Dal giorno della tragedia sono passati otto anni e nel frattempo i familiari, risarciti dall’assicurazione, hanno ritirato la costituzione di parte civile.

A causa dei ritardi, assistiti dall’avvocato Luca Mecarini, avevano ottenuto il sequestro conservativo di tutti i beni immobili dell’azienda con sede a Celleno. Chiavarino, coi suoi legali, si è attivato perché ottenessero nel più breve tempo possibile un conforto economico per la morte del congiunto. “I ritardi nella proposta di risarcimento erano dovuti a cavilli burocratici. Ci siamo attivati con l’assicurazione perché si risolvessero al più presto, a prescindere dall’accertamento di una eventuale responsabilità penale”, ricordano i difensori.

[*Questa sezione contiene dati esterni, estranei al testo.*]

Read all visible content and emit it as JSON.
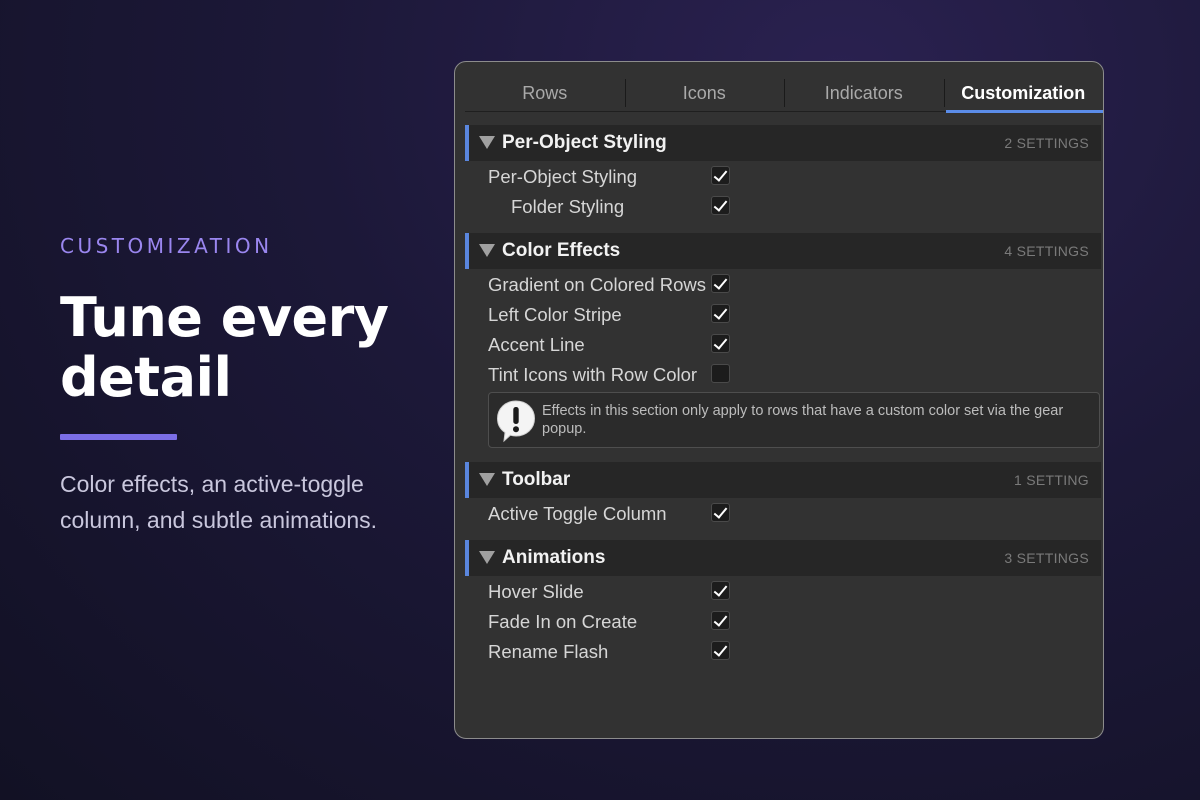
{
  "hero": {
    "eyebrow": "CUSTOMIZATION",
    "headline_line1": "Tune every",
    "headline_line2": "detail",
    "subtext": "Color effects, an active-toggle column, and subtle animations."
  },
  "colors": {
    "accent": "#7b6ee6",
    "eyebrow": "#9a86ef",
    "tab_active_underline": "#5b8ce8",
    "section_stripe": "#5a86de"
  },
  "panel": {
    "tabs": [
      {
        "label": "Rows",
        "active": false
      },
      {
        "label": "Icons",
        "active": false
      },
      {
        "label": "Indicators",
        "active": false
      },
      {
        "label": "Customization",
        "active": true
      }
    ],
    "sections": [
      {
        "title": "Per-Object Styling",
        "count": "2 SETTINGS",
        "items": [
          {
            "label": "Per-Object Styling",
            "checked": true
          },
          {
            "label": "Folder Styling",
            "checked": true
          }
        ]
      },
      {
        "title": "Color Effects",
        "count": "4 SETTINGS",
        "items": [
          {
            "label": "Gradient on Colored Rows",
            "checked": true
          },
          {
            "label": "Left Color Stripe",
            "checked": true
          },
          {
            "label": "Accent Line",
            "checked": true
          },
          {
            "label": "Tint Icons with Row Color",
            "checked": false
          }
        ],
        "note": {
          "icon": "exclamation-speech-bubble-icon",
          "text": "Effects in this section only apply to rows that have a custom color set via the gear popup."
        }
      },
      {
        "title": "Toolbar",
        "count": "1 SETTING",
        "items": [
          {
            "label": "Active Toggle Column",
            "checked": true
          }
        ]
      },
      {
        "title": "Animations",
        "count": "3 SETTINGS",
        "items": [
          {
            "label": "Hover Slide",
            "checked": true
          },
          {
            "label": "Fade In on Create",
            "checked": true
          },
          {
            "label": "Rename Flash",
            "checked": true
          }
        ]
      }
    ]
  }
}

La vittima era titolare di una ditta esterna che lavorava per la società di Chiavarino, specializzata in lavori stradali e movimento terra. Il poveretto venne travolto dal braccio meccanico di una betoniera, affittata proprio dall’imprenditore. Il macchinario cedette all’improvviso investendo in pieno l’operaio.

“L’operaio – ha sottolineato durante la discussione l’avvocato Mecali, depositando una memoria difensiva  – non è morto sul colpo, e durante il processo non è stato dimostrato il nesso con le lesioni riportate dopo il crollo del macchinario. Un crollo imprevedibile, che non può essere addebitato all’imputato. Non solo perché la manutenzione veniva fatta regolarmente, ma perché ne provvedevano altre figure”. 

“La manutenzione veniva fatta ogni sei mesi”. Per l’ingegner Claudio Carnevale, consulente della difesa, la betoniera che ha travolto e ucciso il 58enne veniva controllata due volte l’anno. Per l’ingegner Francesco Paolo Capone, consulente dell’accusa, il macchinario non era stato saldato a regola d’arte per riparare una rottura.

Per il consulente della difesa, il crollo del macchinario era “imprevedibile. La rottura è partita da una microfrattura – ha detto in aula al giudice Silvia Mattei – che la normale manutenzione, fatta ogni sei mesi, non poteva mettere in evidenza. Servivano dei controlli radiografici che Chiavarino non era obbligato a fare”.